Le nouveau roman demande: Combien peut prendre une amitié masculine?

Dans une scène charnière du nouveau roman, d'Eric Puchner, Buds Garrett et Charlie sont à l'université, rentrant à la maison d'une fête d'Halloween. Ils se plongent les uns sur les autres comme les gars aiment faire, jusqu'à ce que Garrett fasse accidentellement une blague antisémite. Charlie explose. Ils se battent. Et aucun d'eux ne sait trop où aller d'ici. Le roman dit:

«L'amitié masculine était une question de rythme. C'était une sorte de chanson sans mots, un instrument que vous connaissiez par cœur, vous avez appris le rythme ensemble et le pratiqué tout le temps, pendant des jours et des mois et des années, le perfectionner par la sensation, c'était le swing de vos silences, le karaoké Suivez derrière le charabia que vous avez chanté. Le rythme lui-même a dit les choses importantes, les choses non gênées, donc vous n'auriez pas à le faire. Pourtant, il y a des moments comme celui-ci, rares, quand cela ne suffisait pas. »

est le dernier choix du club de lecture d'Oprah. C'est aussi le roman littéraire rare qui examine les différents angles de l'amitié masculine contemporaine. « L'amitié est une partie si importante et importante de ma propre vie », a déclaré Puchner. « J'avais l'impression de vouloir écrire quelque chose que je voulais lire mais que je ne savais pas – pour autant que je sache – dans le monde. »

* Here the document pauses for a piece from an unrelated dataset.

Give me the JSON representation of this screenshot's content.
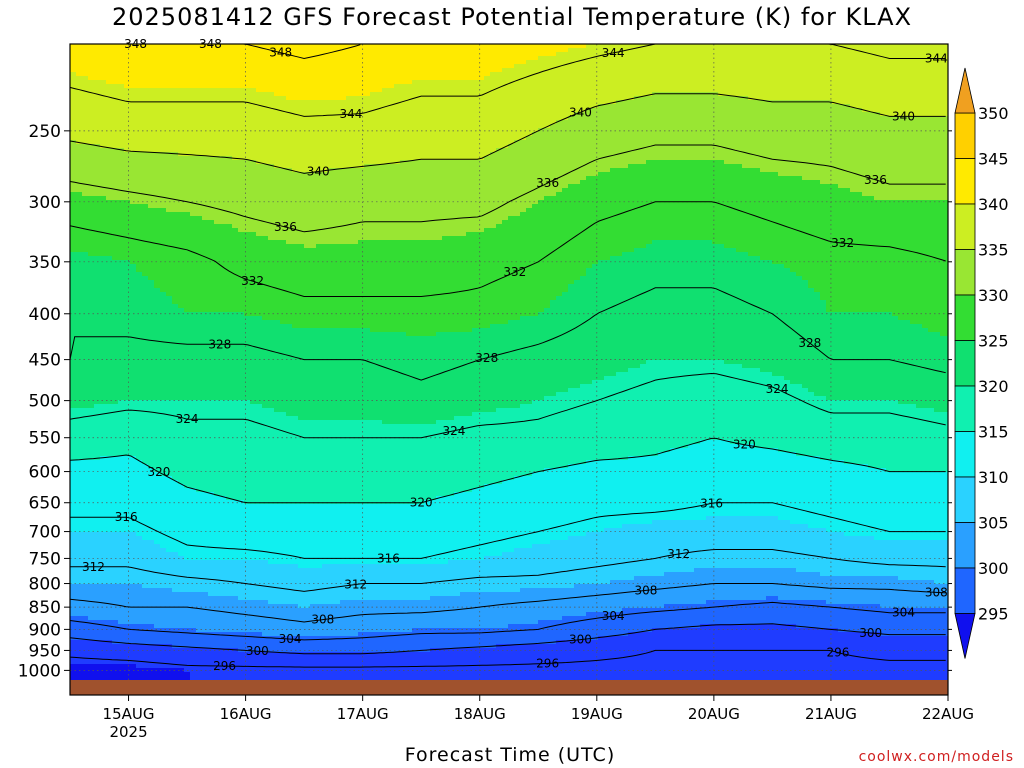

Pour les hommes de 19 ans, comme Garrett et Charlie, utiliser des expressions comme « Hé mec, je suis désolé » ou « I Love You » peut courir le risque de ruiner l'ambiance. Mais Puchner a dit qu'il voulait écrire sur la façon dont les relations masculines peuvent changer avec le temps. Lorsque nous avons parlé, Puchner venait de rentrer d'un voyage avec ses amis.

« Il était remarquable à quel point il tournait encore autour de ce genre d'insultes jokey », a-t-il déclaré. « Nous jouons Euchre et nous buvons de la bière et nous nous insultons. La différence est maintenant qu'il y a aussi des expressions directes de chaleur, de gratitude et d'affection. »

Un triangle amoureux classique

Le roman s'ouvre avec un magnifique mariage en bord de lac édénique au Montana. La mariée et le marié CeCe et Charlie devraient se marier lorsqu'un combat de norovirus se propage à travers la fête de mariage, laissant une partie des invités lançant des morceaux. Et ce n'est même pas la pire chose qui se produit au mariage. Parce que Cece, l'amour de la vie de Charlie, finit par épouser Garrett à la place.

« Je voulais que le livre se sente dans ses 100 premières pages comme un roman russe à l'ancienne. C'est une histoire d'amour qui se transforme en un triangle amoureux », a déclaré Puchner. Mais il voulait faire quelque chose de plus ambitieux en seconde période, et montrer comment les erreurs de ce trio font « ont des répercussions non seulement pour elles-mêmes, mais pour leurs enfants et la prochaine génération ».

Puchner aborde les mariages, les carrières et les enfants qui sortent du triangle. Mais aussi comment ses personnages réagissent à un monde en mutation. Le livre se déroule au Montana. Et au fil du temps, l'air devient un peu plus sale. Le lac devient plus sec. Puchner a déclaré que la façon dont la vie de ses personnages était parallèle aux effets du changement climatique sur l'Occident américain « se sentait fortuite ».

Un paramètre doux-amer

Le cadre a été inspiré par une maison du Montana où la femme de Puchner, la romancière Katharine Noel, a passé beaucoup de temps. Son arrière-grand-père a construit la maison et la famille y va toujours pour visiter chaque été. Mais il y a un élément de tristesse à ces voyages.

« C'est incroyable d'être là. C'est un si bel état. Mais oui, Glacier Park a l'air différent de celui-ci quand j'étais enfant. Le lac Flathead est différent », a déclaré Noel. « Ces choses sont tristes et difficiles, mais ce sont aussi des manifestations de quelque chose de triste et difficile tout le temps. très concret. « 

Ce n'est pas un spoiler, mais à la fin de vous, vous avez l'impression que vos relations, votre maison, votre monde ne seront pas – et ne peuvent pas – se ressemblent en cinq, 10, 50 ans. C'est évident. Mais le livre demande – vaut-il la peine d'essayer de conserver ces choses de toute façon?